The need for support has never been greater for African American caregivers, who are becoming older, are more likely to be isolated and to experience care-related strain. In the study, more than a fourth of African American caregivers’ report having no family, friends or neighbors to help them, which makes them solely responsible for all caregiving duties and increases their risk of care-related strain.
Other survey findings revealed that about a third of African American and Black caregivers report being more isolated, experience mental health strain and physical health strain due to caregiving.
Caregiving can be lonely and tiring and some seek support from outside sources when it gets to be overwhelming.
Page says the adult daycare that her mother attends has been a lifesaver.
That and edibles.
“Weed is legal here and those edibles work wonders in calming my mother down,” Page said. “Don’t knock it until you’ve tried it.”
Resources for caregivers
Caregiver burnout is a real thing and it’s not taken lightly by psychologists, who define it as a debilitating psychological condition brought about by unrelieved stress.
- Lack of energy
- Overwhelming fatigue
- Sleep problems (too much or too little)
- Changes in eating habits; weight loss or gain
- A feeling of hopelessness
- Withdrawing from, or losing interest in, activities you once enjoyed
- Neglecting your own physical and emotional needs
- Feeling like caregiving is controlling your life
- Becoming unusually impatient, irritable or argumentative with the person you’re caring for and/or with others
- Anxiety about the future
- Depression or mood swings
- Difficulty coping with everyday things
- Headaches, stomachaches, and other physical problems
- Lowered resistance to illness
- Accept help.
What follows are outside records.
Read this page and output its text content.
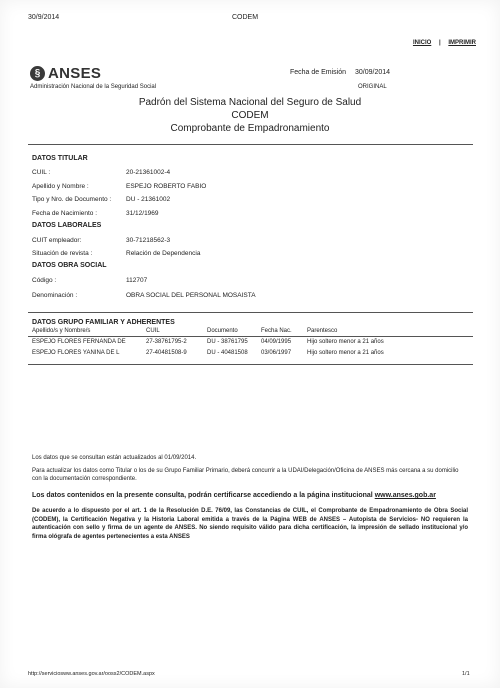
30/9/2014	CODEM
INICIO | IMPRIMIR
§ ANSES
Administración Nacional de la Seguridad Social
Fecha de Emisión 30/09/2014
ORIGINAL
Padrón del Sistema Nacional del Seguro de Salud
CODEM
Comprobante de Empadronamiento
DATOS TITULAR
CUIL :	20-21361002-4
Apellido y Nombre :	ESPEJO ROBERTO FABIO
Tipo y Nro. de Documento : DU - 21361002
Fecha de Nacimiento :	31/12/1969
DATOS LABORALES
CUIT empleador:	30-71218562-3
Situación de revista :	Relación de Dependencia
DATOS OBRA SOCIAL
Código :	112707
Denominación :	OBRA SOCIAL DEL PERSONAL MOSAISTA
DATOS GRUPO FAMILIAR Y ADHERENTES
Apellido/s y Nombre/s	CUIL	Documento	Fecha Nac.	Parentesco
ESPEJO FLORES FERNANDA DE	27-38761795-2	DU - 38761795 04/09/1995	Hijo soltero menor a 21 años
ESPEJO FLORES YANINA DE L	27-40481508-9	DU - 40481508 03/06/1997	Hijo soltero menor a 21 años

Los datos que se consultan están actualizados al 01/09/2014.

Para actualizar los datos como Titular o los de su Grupo Familiar Primario, deberá concurrir a la UDAI/Delegación/Oficina de ANSES más cercana a su domicilio con la documentación correspondiente.

Los datos contenidos en la presente consulta, podrán certificarse accediendo a la página institucional www.anses.gob.ar

De acuerdo a lo dispuesto por el art. 1 de la Resolución D.E. 76/09, las Constancias de CUIL, el Comprobante de Empadronamiento de Obra Social (CODEM), la Certificación Negativa y la Historia Laboral emitida a través de la Página WEB de ANSES – Autopista de Servicios- NO requieren la autenticación con sello y firma de un agente de ANSES. No siendo requisito válido para dicha certificación, la impresión de sellado institucional y/o firma ológrafa de agentes pertenecientes a esta ANSES

http://serviciosww.anses.gov.ar/ooss2/CODEM.aspx	1/1
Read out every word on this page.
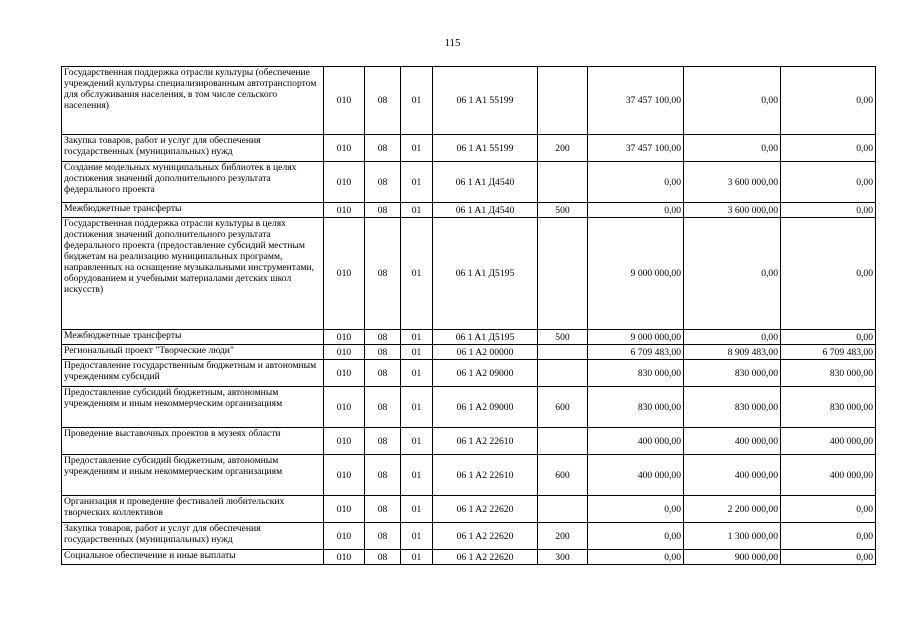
115
Государственная поддержка отрасли культуры (обеспечение учреждений культуры специализированным автотранспортом для обслуживания населения, в том числе сельского населения)	010	08	01	06 1 A1 55199		37 457 100,00	0,00	0,00
Закупка товаров, работ и услуг для обеспечения государственных (муниципальных) нужд	010	08	01	06 1 A1 55199	200	37 457 100,00	0,00	0,00
Создание модельных муниципальных библиотек в целях достижения значений дополнительного результата федерального проекта	010	08	01	06 1 A1 Д4540		0,00	3 600 000,00	0,00
Межбюджетные трансферты	010	08	01	06 1 A1 Д4540	500	0,00	3 600 000,00	0,00
Государственная поддержка отрасли культуры в целях достижения значений дополнительного результата федерального проекта (предоставление субсидий местным бюджетам на реализацию муниципальных программ, направленных на оснащение музыкальными инструментами, оборудованием и учебными материалами детских школ искусств)	010	08	01	06 1 A1 Д5195		9 000 000,00	0,00	0,00
Межбюджетные трансферты	010	08	01	06 1 A1 Д5195	500	9 000 000,00	0,00	0,00
Региональный проект "Творческие люди"	010	08	01	06 1 A2 00000		6 709 483,00	8 909 483,00	6 709 483,00
Предоставление государственным бюджетным и автономным учреждениям субсидий	010	08	01	06 1 A2 09000		830 000,00	830 000,00	830 000,00
Предоставление субсидий бюджетным, автономным учреждениям и иным некоммерческим организациям	010	08	01	06 1 A2 09000	600	830 000,00	830 000,00	830 000,00
Проведение выставочных проектов в музеях области	010	08	01	06 1 A2 22610		400 000,00	400 000,00	400 000,00
Предоставление субсидий бюджетным, автономным учреждениям и иным некоммерческим организациям	010	08	01	06 1 A2 22610	600	400 000,00	400 000,00	400 000,00
Организация и проведение фестивалей любительских творческих коллективов	010	08	01	06 1 A2 22620		0,00	2 200 000,00	0,00
Закупка товаров, работ и услуг для обеспечения государственных (муниципальных) нужд	010	08	01	06 1 A2 22620	200	0,00	1 300 000,00	0,00
Социальное обеспечение и иные выплаты	010	08	01	06 1 A2 22620	300	0,00	900 000,00	0,00
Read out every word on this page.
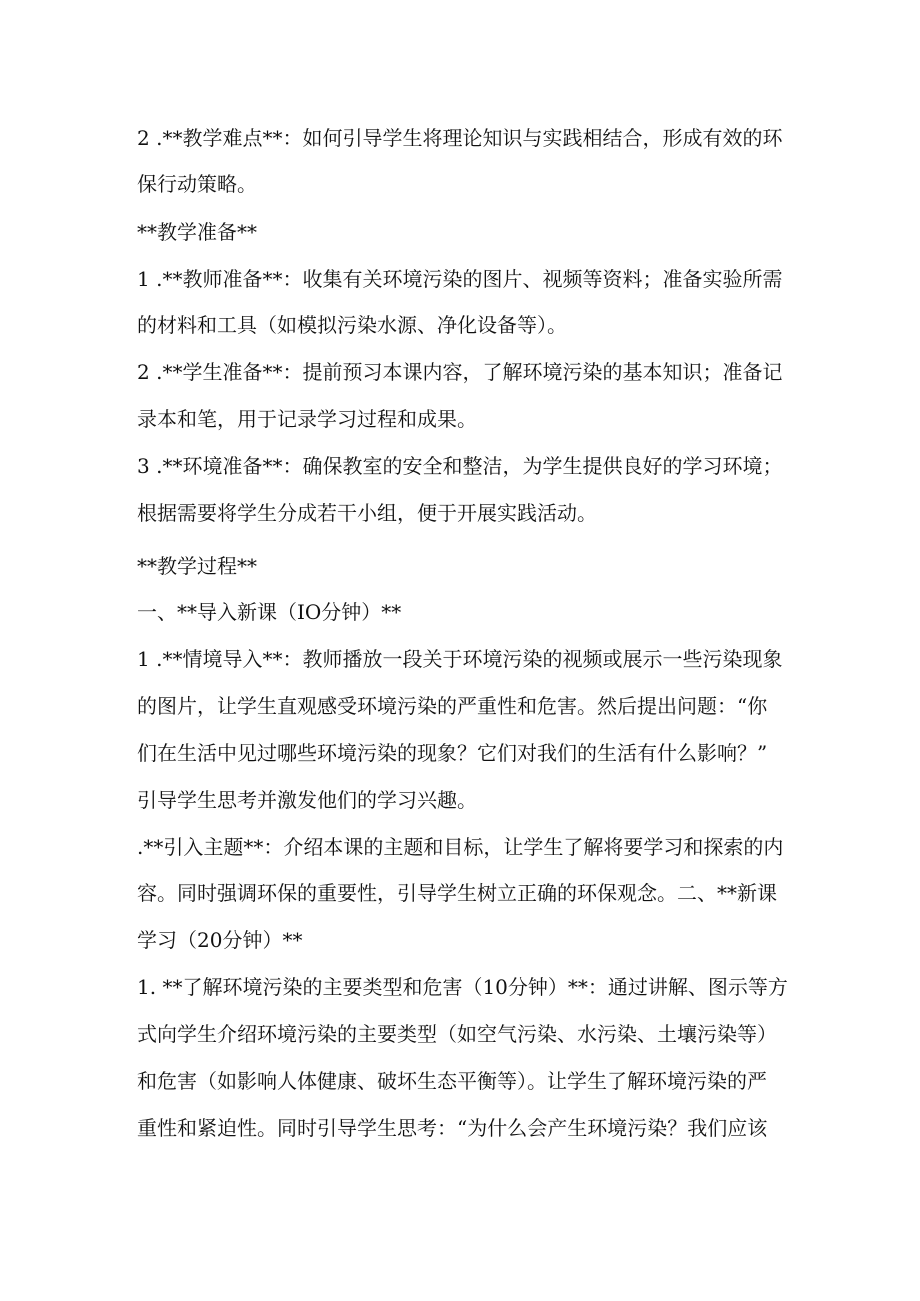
2 .**教学难点**：如何引导学生将理论知识与实践相结合，形成有效的环
保行动策略。
**教学准备**
1 .**教师准备**：收集有关环境污染的图片、视频等资料；准备实验所需
的材料和工具（如模拟污染水源、净化设备等）。
2 .**学生准备**：提前预习本课内容，了解环境污染的基本知识；准备记
录本和笔，用于记录学习过程和成果。
3 .**环境准备**：确保教室的安全和整洁，为学生提供良好的学习环境；
根据需要将学生分成若干小组，便于开展实践活动。
**教学过程**
一、**导入新课（IO分钟）**
1 .**情境导入**：教师播放一段关于环境污染的视频或展示一些污染现象
的图片，让学生直观感受环境污染的严重性和危害。然后提出问题：“你
们在生活中见过哪些环境污染的现象？它们对我们的生活有什么影响？”
引导学生思考并激发他们的学习兴趣。
.**引入主题**：介绍本课的主题和目标，让学生了解将要学习和探索的内
容。同时强调环保的重要性，引导学生树立正确的环保观念。二、**新课
学习（20分钟）**
1. **了解环境污染的主要类型和危害（10分钟）**：通过讲解、图示等方
式向学生介绍环境污染的主要类型（如空气污染、水污染、土壤污染等）
和危害（如影响人体健康、破坏生态平衡等）。让学生了解环境污染的严
重性和紧迫性。同时引导学生思考：“为什么会产生环境污染？我们应该
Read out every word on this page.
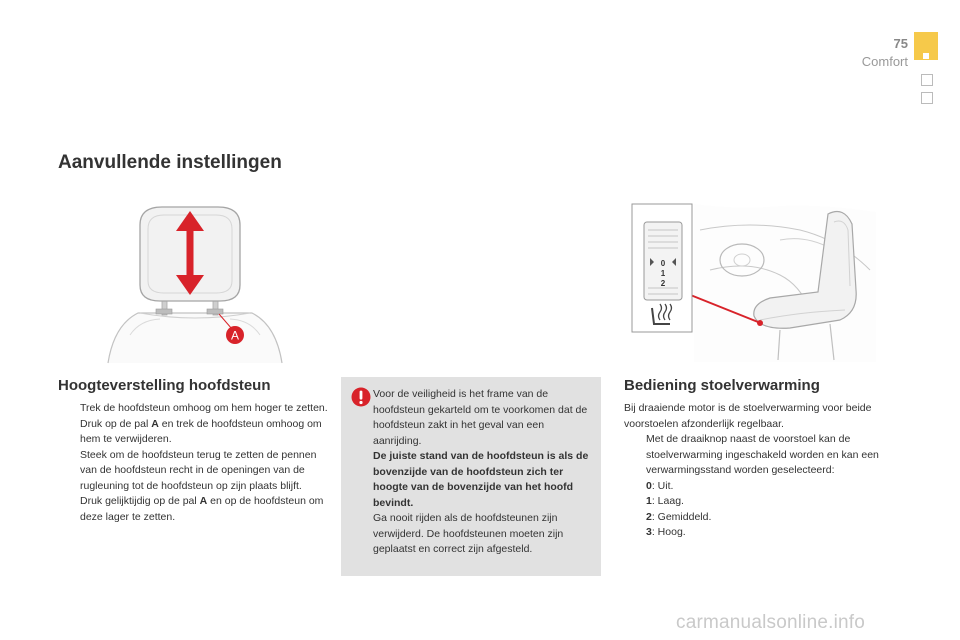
75
Comfort
Aanvullende instellingen
A
0
1
2
Hoogteverstelling hoofdsteun
Trek de hoofdsteun omhoog om hem hoger te zetten.
Druk op de pal A en trek de hoofdsteun omhoog om hem te verwijderen.
Steek om de hoofdsteun terug te zetten de pennen van de hoofdsteun recht in de openingen van de rugleuning tot de hoofdsteun op zijn plaats blijft.
Druk gelijktijdig op de pal A en op de hoofdsteun om deze lager te zetten.
Voor de veiligheid is het frame van de hoofdsteun gekarteld om te voorkomen dat de hoofdsteun zakt in het geval van een aanrijding.
De juiste stand van de hoofdsteun is als de bovenzijde van de hoofdsteun zich ter hoogte van de bovenzijde van het hoofd bevindt.
Ga nooit rijden als de hoofdsteunen zijn verwijderd. De hoofdsteunen moeten zijn geplaatst en correct zijn afgesteld.
Bediening stoelverwarming
Bij draaiende motor is de stoelverwarming voor beide voorstoelen afzonderlijk regelbaar.
Met de draaiknop naast de voorstoel kan de stoelverwarming ingeschakeld worden en kan een verwarmingsstand worden geselecteerd:
0: Uit.
1: Laag.
2: Gemiddeld.
3: Hoog.
carmanualsonline.info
Needing help doesn’t make you a bad caregiver. It simply means you can’t do it alone — no one can. Make a list of your daily activities and tasks. Delegate when you can.
- Take care of yourself. Don’t skip your own doctor’s appointments because you’re too busy. Make sure to tell your doctor that you’re a caregiver. Don’t hesitate to mention any concerns or symptoms you have.E xercise, eat well and get enough sleep. Get up 15 minutes earlier and use the time just for you. Sit with your coffee or tea and enjoy it. Journal about your struggles and feelings. Meditate, pray, stretch, etc.
- Focus on what you are able to provide. It’s normal to feel guilty sometimes, but understand that no one is a “perfect” caregiver. Believe that you are doing the best you can and making the best decisions you can at any given time.
- Set realistic goals. Break large tasks into smaller steps that you can do one at a time. Prioritize, make lists and establish a daily routine. Begin to say no to requests that are draining, such as hosting holiday meals.
- Get connected. Find out about caregiving resources in your community. Many communities have classes specifically about the disease your loved one is facing. Caregiving services such as transportation, meal delivery or housekeeping may be available.
- Join a support group. A support group can provide validation and encouragement, as well as problem-solving strategies for difficult situations. People in support groups understand what you may be going through.
- Seek social support. Make an effort to stay well-connected with family and friends who can offer nonjudgmental emotional support. Set aside time each week for connecting, even if it’s just a walk with a friend.
- Check into family-leave benefits from your job. Take a huge weight off your shoulders by giving you more hours in your day.
- Consider respite care. It may be hard to imagine leaving your loved one in someone else’s care, but taking a break can be one of the best things you do for yourself — as well as the person you’re caring for. Most communities have some type of respite care available, such as in-home respite, adult care centers and programs and short-term nursing homes.